The Spirella seamstresses from 1962 and 1960. Corset manufacture is highly labour intensive and highly skilled.

 

  

 

Of course the final article was passed under the gimlet gaze of the Senior Spirella inspectors (1962). Failure of a foundation garment, particularly a Spirella simply was not to be countenanced. Such expertise would leave the trade in the 1970's never to return. Within a few years, a huge social change would sweep through the world, the ramifications of which we are still trying to understand.

 

 

Spirella ensured a constant supply of jobs, some as exoteric as 'corset lacer', a profession which stumped the panel of "What's My Line".

The Ivy Leaf Club, which was founded in September 1932, flourished as the sales techniques of the Americans rewarded effort and success with the trappings of the 1960's post-war wealth. The car, central-heating and, just to celebrate the First Man on the Moon, perhaps a colour TV, even if the pictures from the moon were in black and white!

 

The War Years were over. The misery of rationing was finished. Women could look stylish again, and inspired by such sources as diverse as Dior and Jane Russell (albeit engineered by Howard Hughes), the 40-year-old woman could rely on Spirella for her new-found shape. Her Mother could rest assured in the quality of the corsets that she had worn from adolescence, and, if Spirella had their way, the daughters would follow in these corseted footsteps. Alas: it wasn't to happen that way.

 

This picture fascinates me. Is the woman particularly small?  It does not appear so since her waist-line, in relation to the table-top, is the same as for the woman on the left. If so, that corset could be a huge 22 inches long. Judging by the photograph, the width is little less, perhaps accommodating a waist-line of 38 to 40 inches. It would probably fit our good friend Bunty, but for the fact that Bunty was only seven years old when this photograph was taken!

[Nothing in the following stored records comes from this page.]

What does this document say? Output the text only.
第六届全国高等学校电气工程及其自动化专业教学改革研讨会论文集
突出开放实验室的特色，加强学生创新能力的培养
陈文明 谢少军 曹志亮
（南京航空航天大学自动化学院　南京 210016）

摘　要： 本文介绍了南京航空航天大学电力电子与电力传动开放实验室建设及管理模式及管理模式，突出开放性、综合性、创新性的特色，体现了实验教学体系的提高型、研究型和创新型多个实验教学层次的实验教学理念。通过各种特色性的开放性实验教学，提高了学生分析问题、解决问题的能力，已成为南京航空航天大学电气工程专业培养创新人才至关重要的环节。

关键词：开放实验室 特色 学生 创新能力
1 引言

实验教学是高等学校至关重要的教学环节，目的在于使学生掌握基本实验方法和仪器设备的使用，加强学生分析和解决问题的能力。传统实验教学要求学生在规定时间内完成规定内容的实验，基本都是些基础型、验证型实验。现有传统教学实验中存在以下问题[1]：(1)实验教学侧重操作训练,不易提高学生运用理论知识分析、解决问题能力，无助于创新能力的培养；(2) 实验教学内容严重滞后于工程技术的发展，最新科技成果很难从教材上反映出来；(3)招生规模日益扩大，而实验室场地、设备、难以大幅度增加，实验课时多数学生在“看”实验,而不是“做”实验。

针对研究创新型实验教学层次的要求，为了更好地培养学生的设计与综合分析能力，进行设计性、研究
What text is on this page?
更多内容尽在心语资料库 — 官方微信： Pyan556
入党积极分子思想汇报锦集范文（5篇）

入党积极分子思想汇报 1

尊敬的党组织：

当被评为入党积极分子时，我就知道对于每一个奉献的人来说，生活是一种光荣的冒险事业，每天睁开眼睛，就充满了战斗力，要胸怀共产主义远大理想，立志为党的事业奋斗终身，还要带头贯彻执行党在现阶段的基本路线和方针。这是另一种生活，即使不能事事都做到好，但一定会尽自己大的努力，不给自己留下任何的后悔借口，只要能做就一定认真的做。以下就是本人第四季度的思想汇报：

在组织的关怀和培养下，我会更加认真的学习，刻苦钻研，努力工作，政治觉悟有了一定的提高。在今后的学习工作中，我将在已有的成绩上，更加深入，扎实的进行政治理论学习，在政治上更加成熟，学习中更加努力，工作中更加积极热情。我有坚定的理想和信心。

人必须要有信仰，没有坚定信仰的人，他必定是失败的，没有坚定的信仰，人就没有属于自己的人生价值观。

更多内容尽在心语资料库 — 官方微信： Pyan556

The demise of Spirella is catalogued within this web site and I'll dwell no longer here on this subject. Let us simply return to a time when the corsetry trade was at its zenith and regard a simple photograph (below) taken in December 1957. It encapsulates a time that remains in the memory of few:-

Oliver Philpott, Managing Director of Spirella from July 1957, was one of the many British forces personnel that were captured during World War II. He escaped from Stalag Luft III, in Germany, with three colleagues via the 'Wooden Horse', an amazing and inventive ruse that has generated at least one book and has been the inspiration of several films. My husband admits that such heroic deeds of WWII were the stuff of post-war British boyhood heroism that dominated his school life.

In this picture from December 1957, Mr. Philpott awards an Ivy Leaf long service emblem to a Mrs. Bellingham. The picture is a reminder of the gentleman, and the lady. Historically, we know that the gentleman is a larger-than-life character. (If you have read the book you will understand). Quite obviously, the lady wears her Ivy Leaf emblem like a medal. She is not from the same 'drawer' as her company's MD, yet she is proud, she is discreetly, but well dressed, and her figure, although middle-aged, is a testimony to the excellent qualities of the foundation garments which, no doubt, she had sold in abundance.

It is a photograph from a bygone era. It represents commercial success, however, I feel that the handshake is between two representatives from a world we no longer understand.